A second question was regarding the stakeholder’s society growing stronger, and what impact would that have on the new regulations? John Kay talked about an un-focused public anger which creates the need to break the political influence on the financial market and vice-versa. Once more, the resolution is in separating and compartmenting the structure of conglomerates. An example would be to put in place narrow banking through segmentation: on one side, small individual investors, and on the other, ‘casino game floor’ for conglomerates.

A third question was how to solve regulation’s own problems of asymmetry and capture? The answer was once more in structural regulations: regulators would be experts in organisation’s structure rather than behaviour, they will be un-bias and consistent within different sectors.

Sunday 23 May 2010

Prudential caring for Asia

The success on the Prudential bid for AIA relies on more than finance.

AIG founded in Shanghai in 1919, is the only foreign insurance firm to have the privilege to operate independently, with not local joint-venture. Prudential on the other hand, in January 2005 acquired a 50:50 joint-venture with China CITIC.

With talks with China Regulatory Commission (CIRC), Thiam said he intends to keep its stakes in the joint-venture with China’s CITIC group. However, as both Prudential and AIA have separated JVs in India, the regulators made it clear that the company cannot have two licences.

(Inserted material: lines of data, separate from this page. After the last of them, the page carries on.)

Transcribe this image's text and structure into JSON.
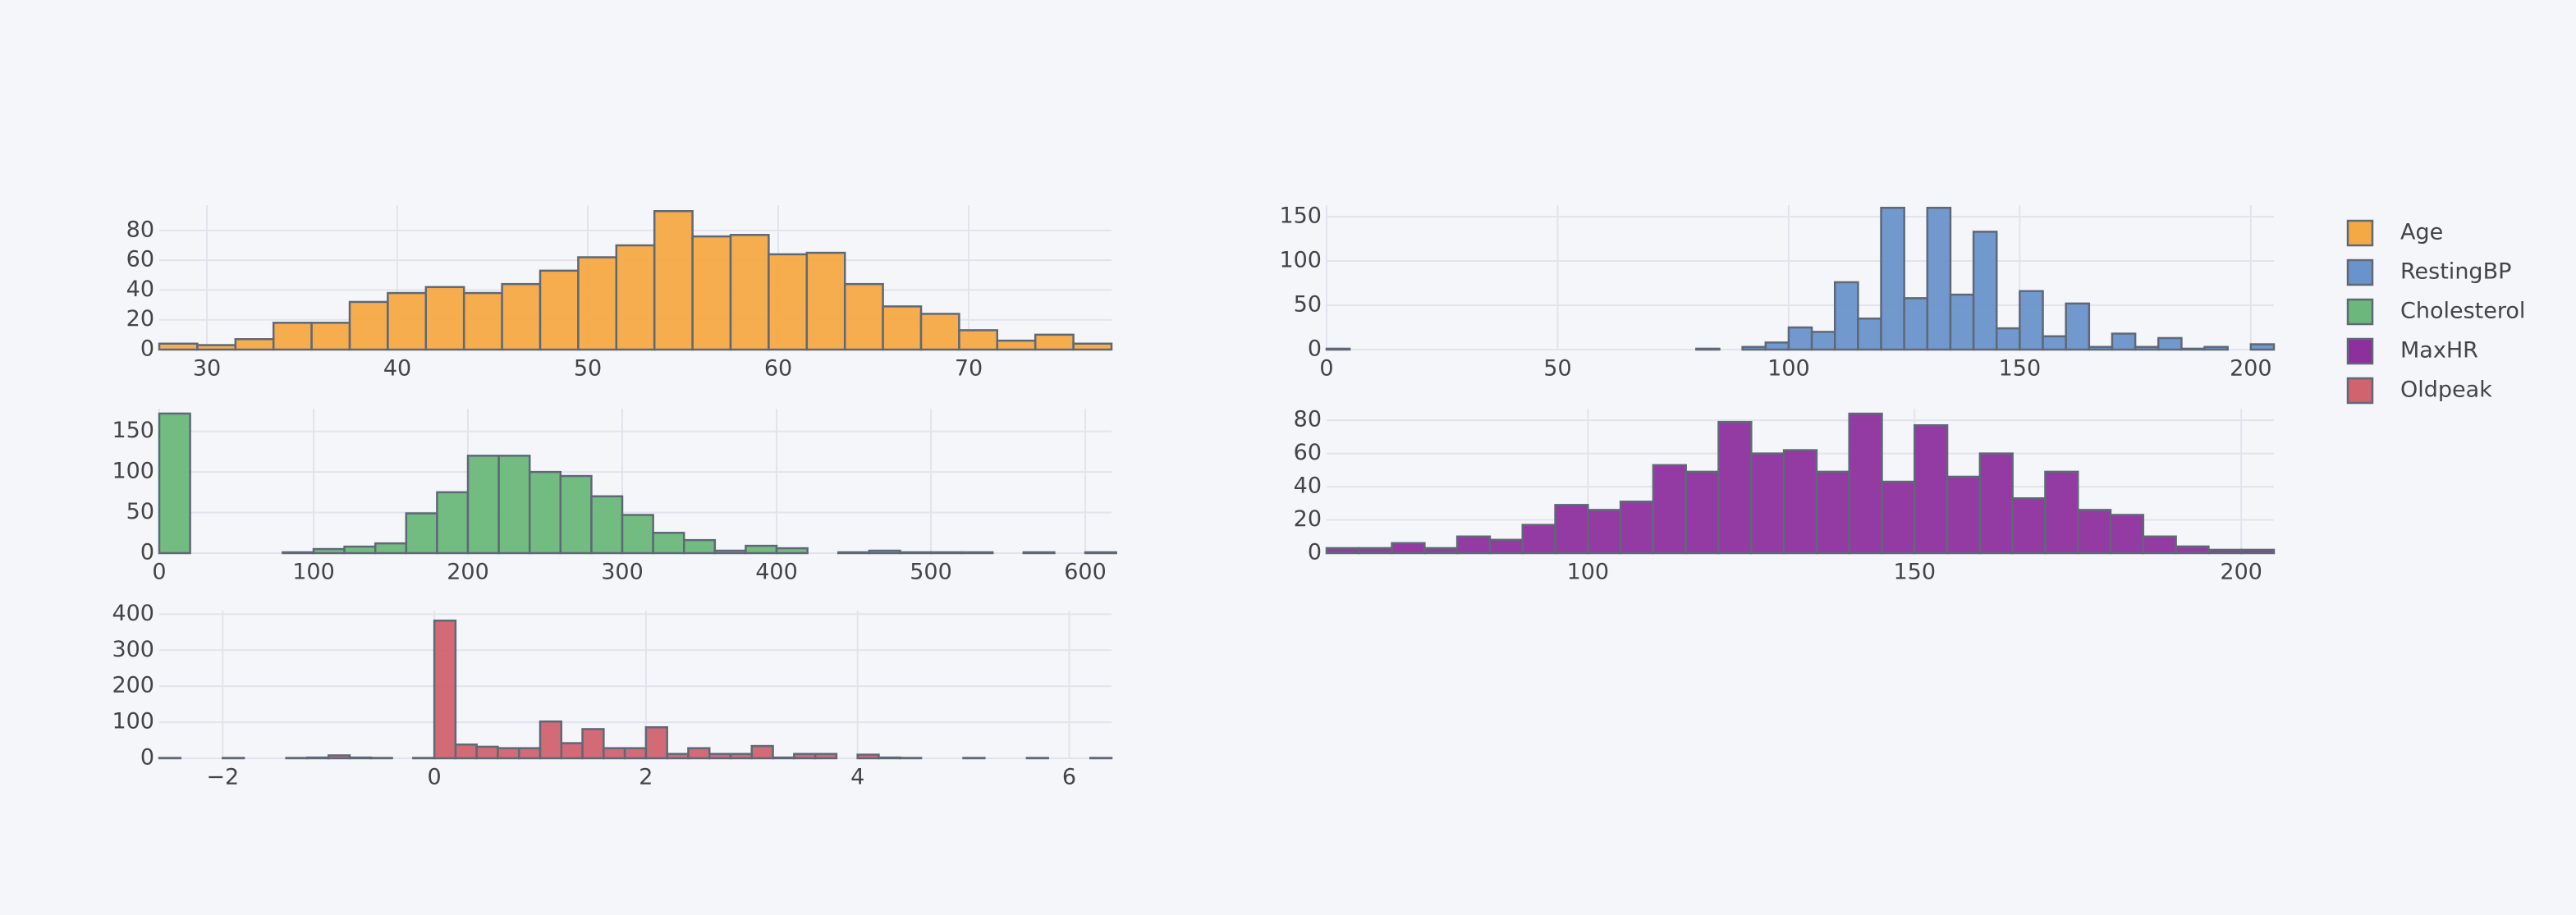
{
  "chart_data": [
    {
      "type": "histogram",
      "name": "Age",
      "color": "#f5a945",
      "bins": [
        27.5,
        29.5,
        31.5,
        33.5,
        35.5,
        37.5,
        39.5,
        41.5,
        43.5,
        45.5,
        47.5,
        49.5,
        51.5,
        53.5,
        55.5,
        57.5,
        59.5,
        61.5,
        63.5,
        65.5,
        67.5,
        69.5,
        71.5,
        73.5,
        75.5,
        77.5
      ],
      "values": [
        4,
        3,
        7,
        18,
        18,
        32,
        38,
        42,
        38,
        44,
        53,
        62,
        70,
        93,
        76,
        77,
        64,
        65,
        44,
        29,
        24,
        13,
        6,
        10,
        4
      ],
      "xlim": [
        27.5,
        77.5
      ],
      "xticks": [
        30,
        40,
        50,
        60,
        70
      ],
      "ylim": [
        0,
        97
      ],
      "yticks": [
        0,
        20,
        40,
        60,
        80
      ]
    },
    {
      "type": "histogram",
      "name": "RestingBP",
      "color": "#6a93cb",
      "bins": [
        0,
        5,
        10,
        15,
        20,
        25,
        30,
        35,
        40,
        45,
        50,
        55,
        60,
        65,
        70,
        75,
        80,
        85,
        90,
        95,
        100,
        105,
        110,
        115,
        120,
        125,
        130,
        135,
        140,
        145,
        150,
        155,
        160,
        165,
        170,
        175,
        180,
        185,
        190,
        195,
        200,
        205
      ],
      "values": [
        1,
        0,
        0,
        0,
        0,
        0,
        0,
        0,
        0,
        0,
        0,
        0,
        0,
        0,
        0,
        0,
        1,
        0,
        3,
        8,
        25,
        20,
        76,
        35,
        160,
        58,
        160,
        62,
        133,
        24,
        66,
        15,
        52,
        3,
        18,
        3,
        13,
        1,
        3,
        0,
        6
      ],
      "xlim": [
        0,
        205
      ],
      "xticks": [
        0,
        50,
        100,
        150,
        200
      ],
      "ylim": [
        0,
        163
      ],
      "yticks": [
        0,
        50,
        100,
        150
      ]
    },
    {
      "type": "histogram",
      "name": "Cholesterol",
      "color": "#6cb87a",
      "bins": [
        0,
        20,
        40,
        60,
        80,
        100,
        120,
        140,
        160,
        180,
        200,
        220,
        240,
        260,
        280,
        300,
        320,
        340,
        360,
        380,
        400,
        420,
        440,
        460,
        480,
        500,
        520,
        540,
        560,
        580,
        600,
        620
      ],
      "values": [
        172,
        0,
        0,
        0,
        1,
        5,
        8,
        12,
        49,
        75,
        120,
        120,
        100,
        95,
        70,
        47,
        25,
        16,
        3,
        9,
        6,
        0,
        1,
        3,
        1,
        1,
        1,
        0,
        1,
        0,
        1
      ],
      "xlim": [
        0,
        617
      ],
      "xticks": [
        0,
        100,
        200,
        300,
        400,
        500,
        600
      ],
      "ylim": [
        0,
        178
      ],
      "yticks": [
        0,
        50,
        100,
        150
      ]
    },
    {
      "type": "histogram",
      "name": "MaxHR",
      "color": "#8e2f9e",
      "bins": [
        60,
        65,
        70,
        75,
        80,
        85,
        90,
        95,
        100,
        105,
        110,
        115,
        120,
        125,
        130,
        135,
        140,
        145,
        150,
        155,
        160,
        165,
        170,
        175,
        180,
        185,
        190,
        195,
        200,
        205
      ],
      "values": [
        3,
        3,
        6,
        3,
        10,
        8,
        17,
        29,
        26,
        31,
        53,
        49,
        79,
        60,
        62,
        49,
        84,
        43,
        77,
        46,
        60,
        33,
        49,
        26,
        23,
        10,
        4,
        2,
        2
      ],
      "xlim": [
        60,
        205
      ],
      "xticks": [
        100,
        150,
        200
      ],
      "ylim": [
        0,
        87
      ],
      "yticks": [
        0,
        20,
        40,
        60,
        80
      ]
    },
    {
      "type": "histogram",
      "name": "Oldpeak",
      "color": "#d1636f",
      "bins": [
        -2.6,
        -2.4,
        -2.2,
        -2.0,
        -1.8,
        -1.6,
        -1.4,
        -1.2,
        -1.0,
        -0.8,
        -0.6,
        -0.4,
        -0.2,
        0,
        0.2,
        0.4,
        0.6,
        0.8,
        1.0,
        1.2,
        1.4,
        1.6,
        1.8,
        2.0,
        2.2,
        2.4,
        2.6,
        2.8,
        3.0,
        3.2,
        3.4,
        3.6,
        3.8,
        4.0,
        4.2,
        4.4,
        4.6,
        4.8,
        5.0,
        5.2,
        5.4,
        5.6,
        5.8,
        6.0,
        6.2,
        6.4
      ],
      "values": [
        1,
        0,
        0,
        1,
        0,
        0,
        1,
        2,
        8,
        2,
        1,
        0,
        1,
        382,
        38,
        32,
        28,
        28,
        102,
        42,
        81,
        28,
        28,
        86,
        12,
        28,
        12,
        12,
        34,
        2,
        12,
        12,
        0,
        10,
        2,
        1,
        0,
        0,
        1,
        0,
        0,
        1,
        0,
        0,
        1
      ],
      "xlim": [
        -2.6,
        6.4
      ],
      "xticks": [
        {
          "value": -2,
          "label": "−2"
        },
        0,
        2,
        4,
        {
          "value": 6,
          "label": "6"
        }
      ],
      "ylim": [
        0,
        410
      ],
      "yticks": [
        0,
        100,
        200,
        300,
        400
      ]
    }
  ]
}
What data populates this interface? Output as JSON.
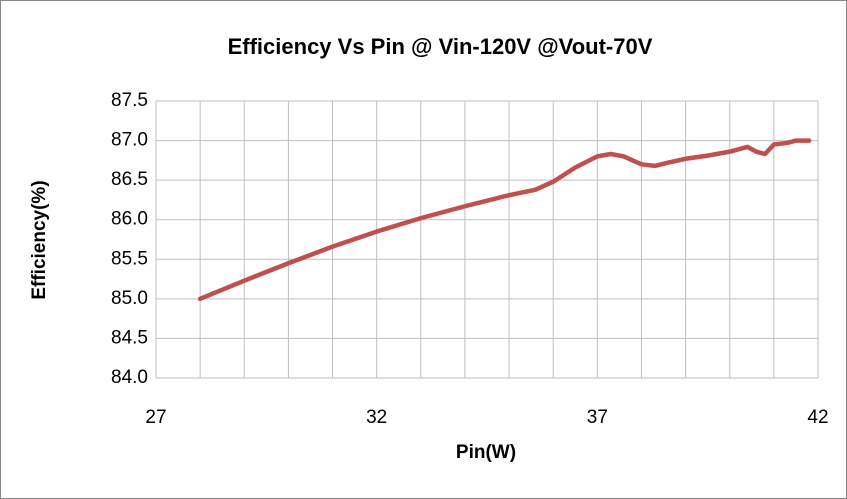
{
  "chart_data": {
    "type": "line",
    "title": "Efficiency Vs Pin @ Vin-120V @Vout-70V",
    "x_label": "Pin(W)",
    "y_label": "Efficiency(%)",
    "x": [
      28,
      29,
      30,
      31,
      32,
      33,
      34,
      35,
      35.6,
      36,
      36.5,
      37,
      37.3,
      37.6,
      38,
      38.3,
      38.6,
      39,
      39.5,
      40,
      40.4,
      40.6,
      40.8,
      41,
      41.3,
      41.5,
      41.8
    ],
    "series": [
      {
        "name": "Efficiency",
        "color": "#c0504d",
        "values": [
          85.0,
          85.23,
          85.45,
          85.66,
          85.85,
          86.02,
          86.17,
          86.31,
          86.38,
          86.48,
          86.66,
          86.8,
          86.83,
          86.8,
          86.7,
          86.68,
          86.72,
          86.77,
          86.81,
          86.86,
          86.92,
          86.86,
          86.83,
          86.95,
          86.97,
          87.0,
          87.0
        ]
      }
    ],
    "xlim": [
      27,
      42
    ],
    "xticks": [
      27,
      32,
      37,
      42
    ],
    "xgrid": [
      28,
      29,
      30,
      31,
      33,
      34,
      35,
      36,
      38,
      39,
      40,
      41
    ],
    "ylim": [
      84,
      87.5
    ],
    "yticks": [
      {
        "value": 84,
        "label": "84.0"
      },
      84.5,
      {
        "value": 85,
        "label": "85.0"
      },
      85.5,
      {
        "value": 86,
        "label": "86.0"
      },
      86.5,
      {
        "value": 87,
        "label": "87.0"
      },
      87.5
    ],
    "grid": true
  }
}
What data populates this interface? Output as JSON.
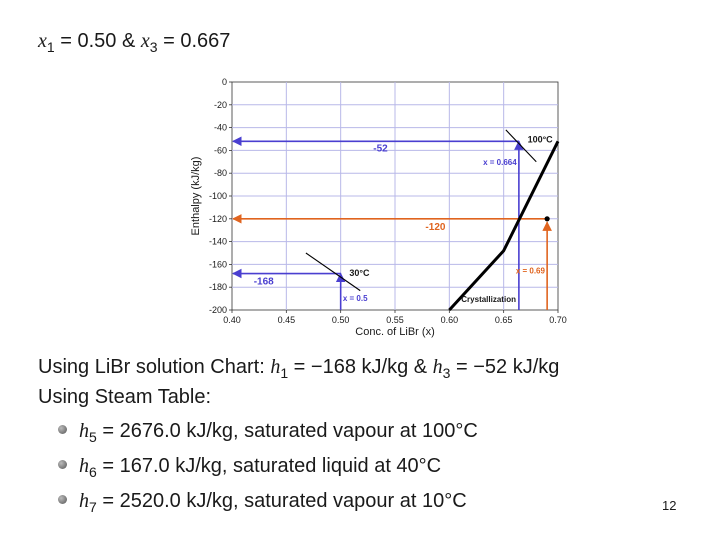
{
  "header": {
    "x1_var": "x",
    "x1_sub": "1",
    "x1_val": " = 0.50",
    "amp": " & ",
    "x3_var": "x",
    "x3_sub": "3",
    "x3_val": " = 0.667"
  },
  "chart_data": {
    "type": "line",
    "xlabel": "Conc. of LiBr (x)",
    "ylabel": "Enthalpy (kJ/kg)",
    "xlim": [
      0.4,
      0.7
    ],
    "ylim": [
      -200,
      0
    ],
    "x_ticks": [
      0.4,
      0.45,
      0.5,
      0.55,
      0.6,
      0.65,
      0.7
    ],
    "x_tick_labels": [
      "0.40",
      "0.45",
      "0.50",
      "0.55",
      "0.60",
      "0.65",
      "0.70"
    ],
    "y_ticks": [
      0,
      -20,
      -40,
      -60,
      -80,
      -100,
      -120,
      -140,
      -160,
      -180,
      -200
    ],
    "y_tick_labels": [
      "0",
      "-20",
      "-40",
      "-60",
      "-80",
      "-100",
      "-120",
      "-140",
      "-160",
      "-180",
      "-200"
    ],
    "grid": true,
    "series": [
      {
        "name": "Crystallization",
        "color": "#000000",
        "x": [
          0.6,
          0.65,
          0.7
        ],
        "y": [
          -200,
          -148,
          -52
        ]
      }
    ],
    "isotherm_labels": [
      {
        "text": "100°C",
        "x": 0.664,
        "y": -52
      },
      {
        "text": "30°C",
        "x": 0.5,
        "y": -168
      }
    ],
    "annotations": {
      "h_neg52": "-52",
      "h_neg120": "-120",
      "h_neg168": "-168",
      "x_0664": "x = 0.664",
      "x_05": "x = 0.5",
      "x_069": "x = 0.69",
      "crystallization": "Crystallization"
    },
    "colors": {
      "blue": "#4a3fd0",
      "orange": "#e0641f",
      "grid": "#b8b8e8"
    }
  },
  "line1": {
    "prefix": "Using LiBr solution Chart: ",
    "h1_var": "h",
    "h1_sub": "1",
    "h1_val": " = −168 kJ/kg & ",
    "h3_var": "h",
    "h3_sub": "3",
    "h3_val": " = −52 kJ/kg"
  },
  "line2": "Using Steam Table:",
  "bullets": [
    {
      "var": "h",
      "sub": "5",
      "text": " = 2676.0 kJ/kg, saturated vapour at 100°C"
    },
    {
      "var": "h",
      "sub": "6",
      "text": " = 167.0 kJ/kg, saturated liquid at 40°C"
    },
    {
      "var": "h",
      "sub": "7",
      "text": " = 2520.0 kJ/kg, saturated vapour at 10°C"
    }
  ],
  "page_number": "12"
}
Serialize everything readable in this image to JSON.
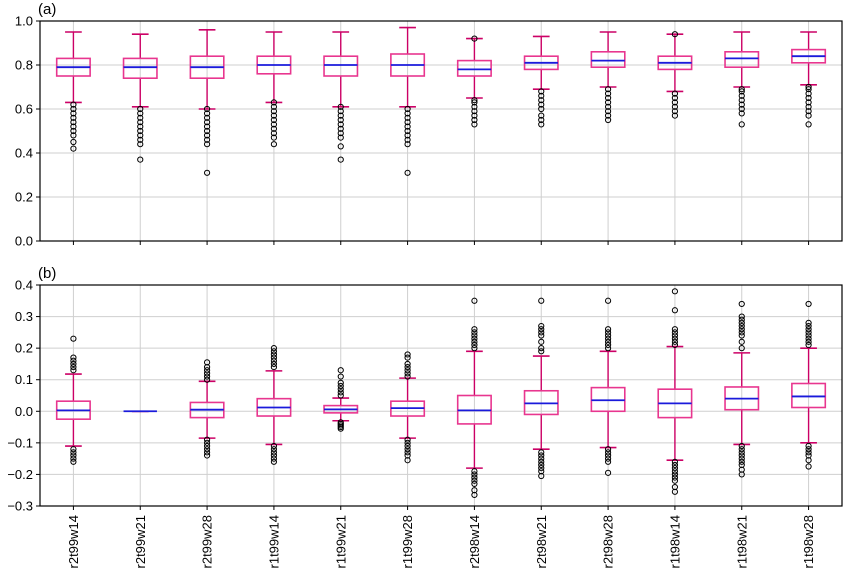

The intention of Thiam to keep its stake with CITIC is well approved by China. This single, yet, important decision shows the understanding of Prudential towards China main goal: China’s local growth.

The successful story of L’Oréal is one of a few examples. L’Oréal professionally cherished and excelled at respecting China’s will: After moving to China, the French cosmetic company waited nine years before making local profit. Now it is one of the most successful brands in its type in China.

As numbers show, the Asian insurance market is about double digits growth through development and education. To maximise one future profit, it is vital for Prudential to work hand in hand with China’s government.